Einstein asks each of us, have you done your part in the defense of our constitutional rights?

Have you? If you don’t have a good answer, or you would simply like your answer to be better, I would encourage you to reach out to someone who is daily on the front lines defending those rights. Attend a training event in your local area to learn more about what you can personally do to contribute. My rights hang in the balance. So do yours.

If you are in my neck of the woods, I hope to see you at the training event in Big Lake this Saturday.

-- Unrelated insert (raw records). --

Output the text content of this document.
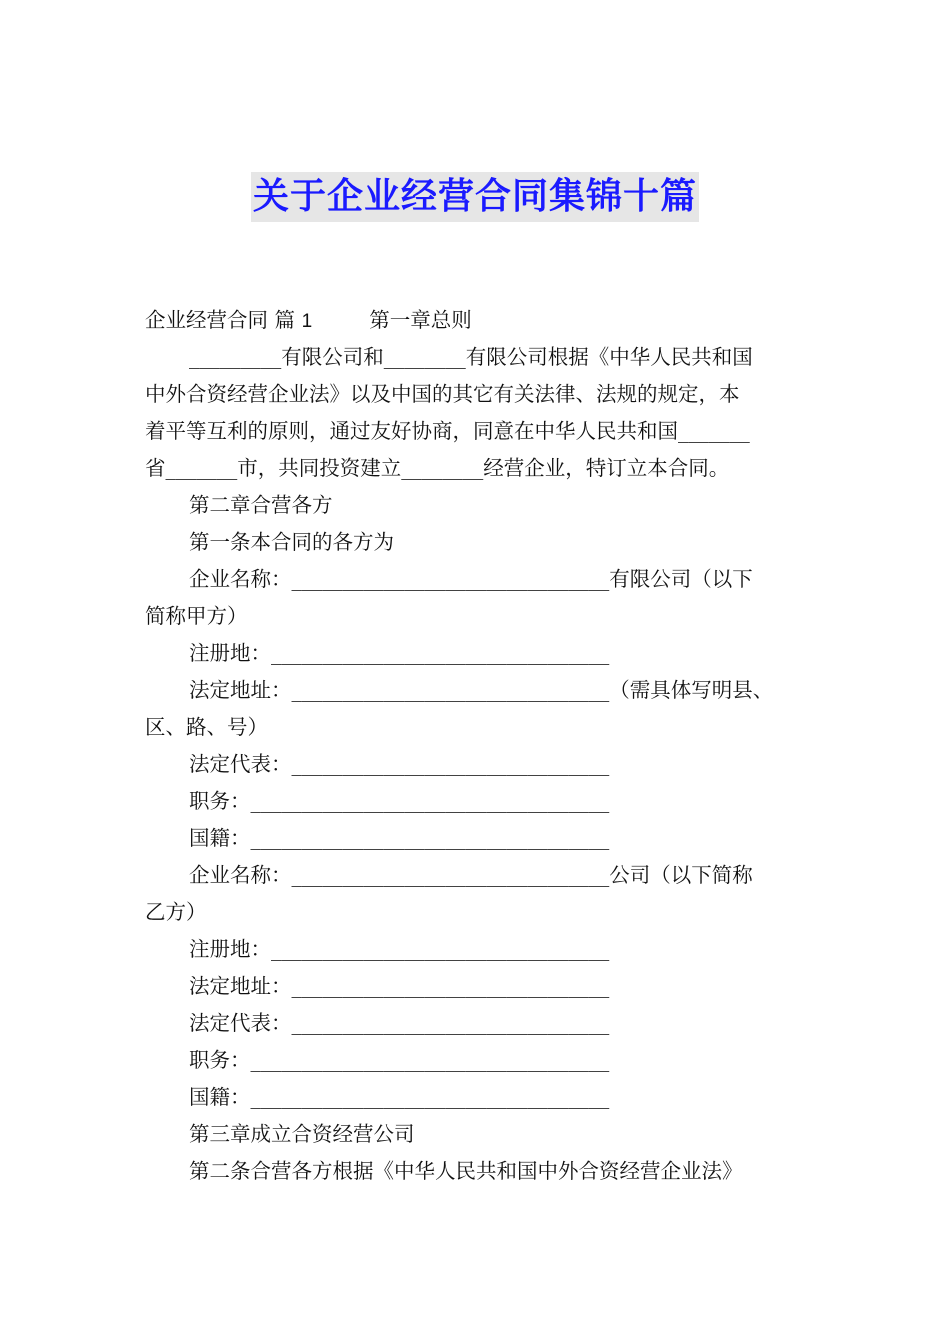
关于企业经营合同集锦十篇
企业经营合同 篇 1	第一章总则
_________有限公司和________有限公司根据《中华人民共和国
中外合资经营企业法》以及中国的其它有关法律、法规的规定，本
着平等互利的原则，通过友好协商，同意在中华人民共和国_______
省_______市，共同投资建立________经营企业，特订立本合同。
第二章合营各方
第一条本合同的各方为
企业名称：_______________________________有限公司（以下
简称甲方）
注册地：_________________________________
法定地址：_______________________________（需具体写明县、
区、路、号）
法定代表：_______________________________
职务：___________________________________
国籍：___________________________________
企业名称：_______________________________公司（以下简称
乙方）
注册地：_________________________________
法定地址：_______________________________
法定代表：_______________________________
职务：___________________________________
国籍：___________________________________
第三章成立合资经营公司
第二条合营各方根据《中华人民共和国中外合资经营企业法》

Social distancing will be practiced by all.

The business of distinguishing bad government policy from actual tyranny, and opposing each effectively, is too big a task for any of us to do alone. The good news is that we were never meant to, and there are more Americans willing to shoulder their part of the load today than at any time in my lifetime. And for that I am truly grateful.

Rep. David Eastman has served in the Alaska State House representing the Mat-Su since 2017; He ran on a platform of fighting for genuine conservative reform, fiscally and socially, and remains committed to delivering on that promise.